Change in Mental Function
Have you begun noticing a rapid decline in your loved one’s mental state? Are they having trouble remembering day to day details and becoming more forgetful? If so, it may be time to start exploring guardianship as an option. The law allows anyone that still has mental capacity to sign documents that allow for others to make decisions regarding finances and medical treatment. However, if a person has reached the level of cognitive decline that they are considered incapacitated, these documents, and transfers of decision making power, are no longer an option. A guardianship allows for one to make these decisions and preserve the health and well-being of a loved one both personally and financially. Noticing when a loved one has reached a level of cognitive decline is imperative in knowing when to seek proper medical diagnosis for such a condition. A guardianship is a serious thing that requires a high level of proof. One such requirement is that they person has become incapacitated. Recognizing these early signs of decline will allow you to seek proper treatment and diagnosis early to save time during the guardianship process.

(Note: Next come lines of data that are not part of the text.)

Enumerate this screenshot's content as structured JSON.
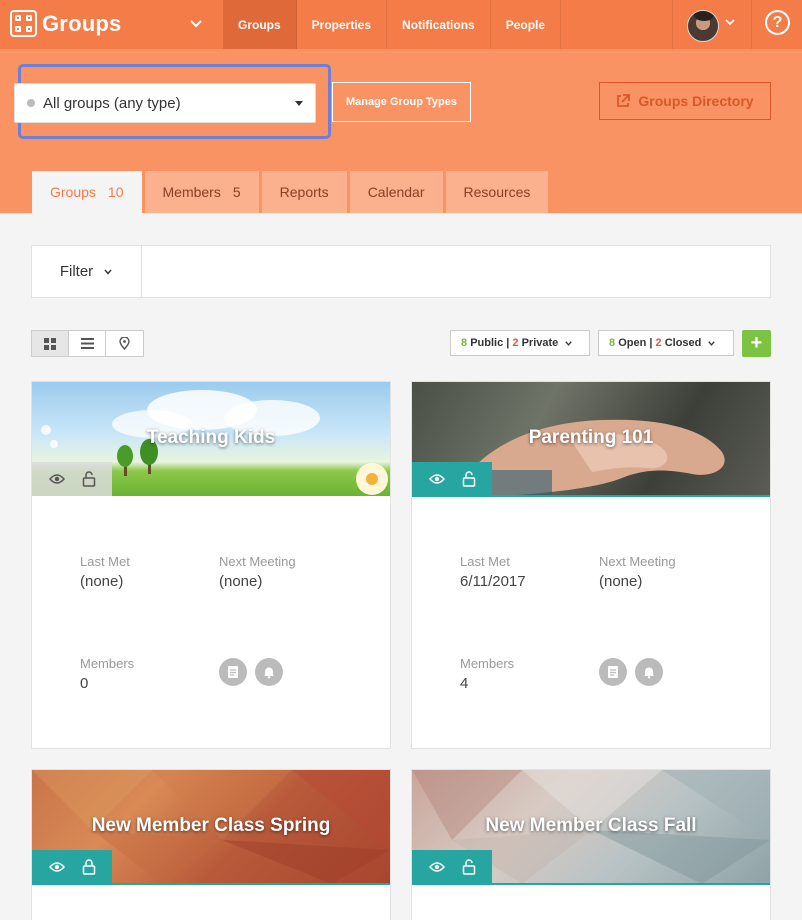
{
  "app": {
    "name": "Groups"
  },
  "nav": [
    "Groups",
    "Properties",
    "Notifications",
    "People"
  ],
  "help_label": "?",
  "select": {
    "value": "All groups (any type)"
  },
  "manage_group_types": "Manage Group Types",
  "groups_directory": "Groups Directory",
  "tabs": [
    {
      "label": "Groups",
      "count": "10"
    },
    {
      "label": "Members",
      "count": "5"
    },
    {
      "label": "Reports"
    },
    {
      "label": "Calendar"
    },
    {
      "label": "Resources"
    }
  ],
  "filter": {
    "label": "Filter",
    "value": ""
  },
  "privacy": {
    "public_count": "8",
    "public_label": "Public",
    "private_count": "2",
    "private_label": "Private"
  },
  "openness": {
    "open_count": "8",
    "open_label": "Open",
    "closed_count": "2",
    "closed_label": "Closed"
  },
  "add_label": "+",
  "labels": {
    "last_met": "Last Met",
    "next_meeting": "Next Meeting",
    "members": "Members"
  },
  "cards": [
    {
      "title": "Teaching Kids",
      "last_met": "(none)",
      "next_meeting": "(none)",
      "members": "0"
    },
    {
      "title": "Parenting 101",
      "last_met": "6/11/2017",
      "next_meeting": "(none)",
      "members": "4"
    },
    {
      "title": "New Member Class Spring"
    },
    {
      "title": "New Member Class Fall"
    }
  ],
  "colors": {
    "brand": "#f47c48",
    "band": "#fa9363",
    "teal": "#27a5a0",
    "green": "#7cc243"
  }
}
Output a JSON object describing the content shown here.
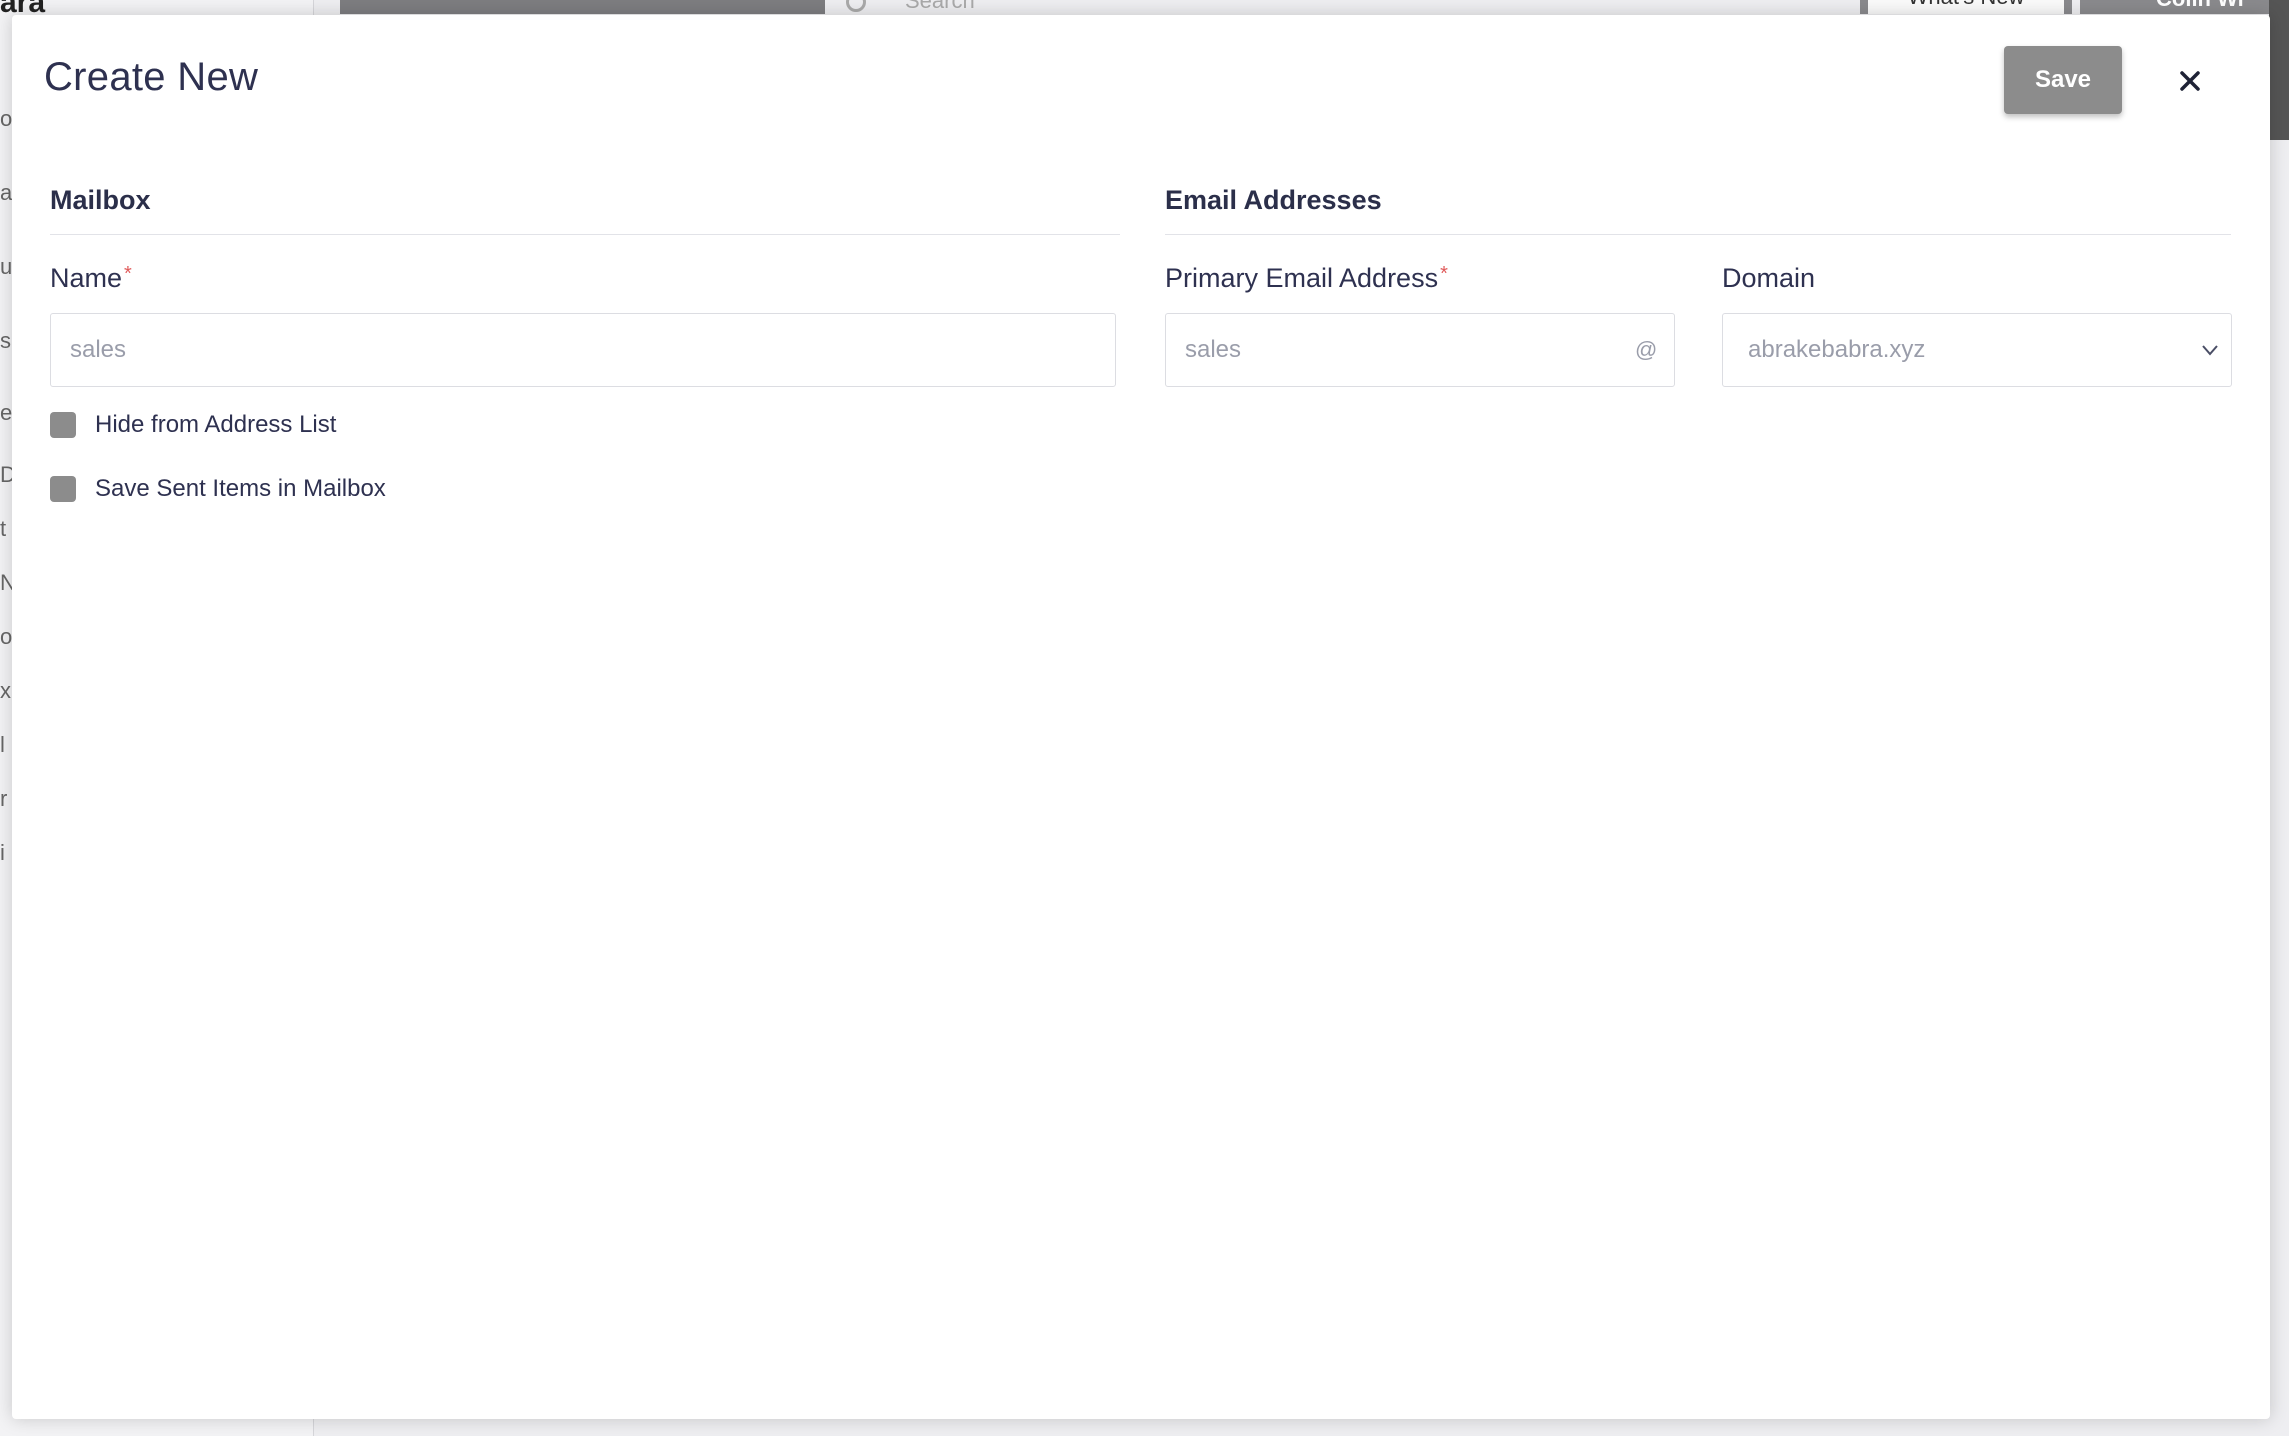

Level of Care Needed Is Beyond Scope of a Healthcare Proxy
What happens if you need to make healthcare decisions for your loved one that exceed your authority under a power of attorney? It is often the case that your loved one may need you to sign off on medications or procedures that are not covered under the power of attorney, but that must be done. For instance, what happens if your loved one needs antipsychotic medications and that is not covered under your decision making authority in the power of attorney that was granted to you? In this instance, a guardianship may be appropriate.
Change in Behavior
Have you noticed that your loved one is increasingly agitated or more irritable than normal? That may be a sign that he or she is experiencing severe health issues. For instance, aggression is a side effect of dementia. If you begin noticing that your loved one is displaying these behaviors it is time to start discussing the possibility of needing a guardianship.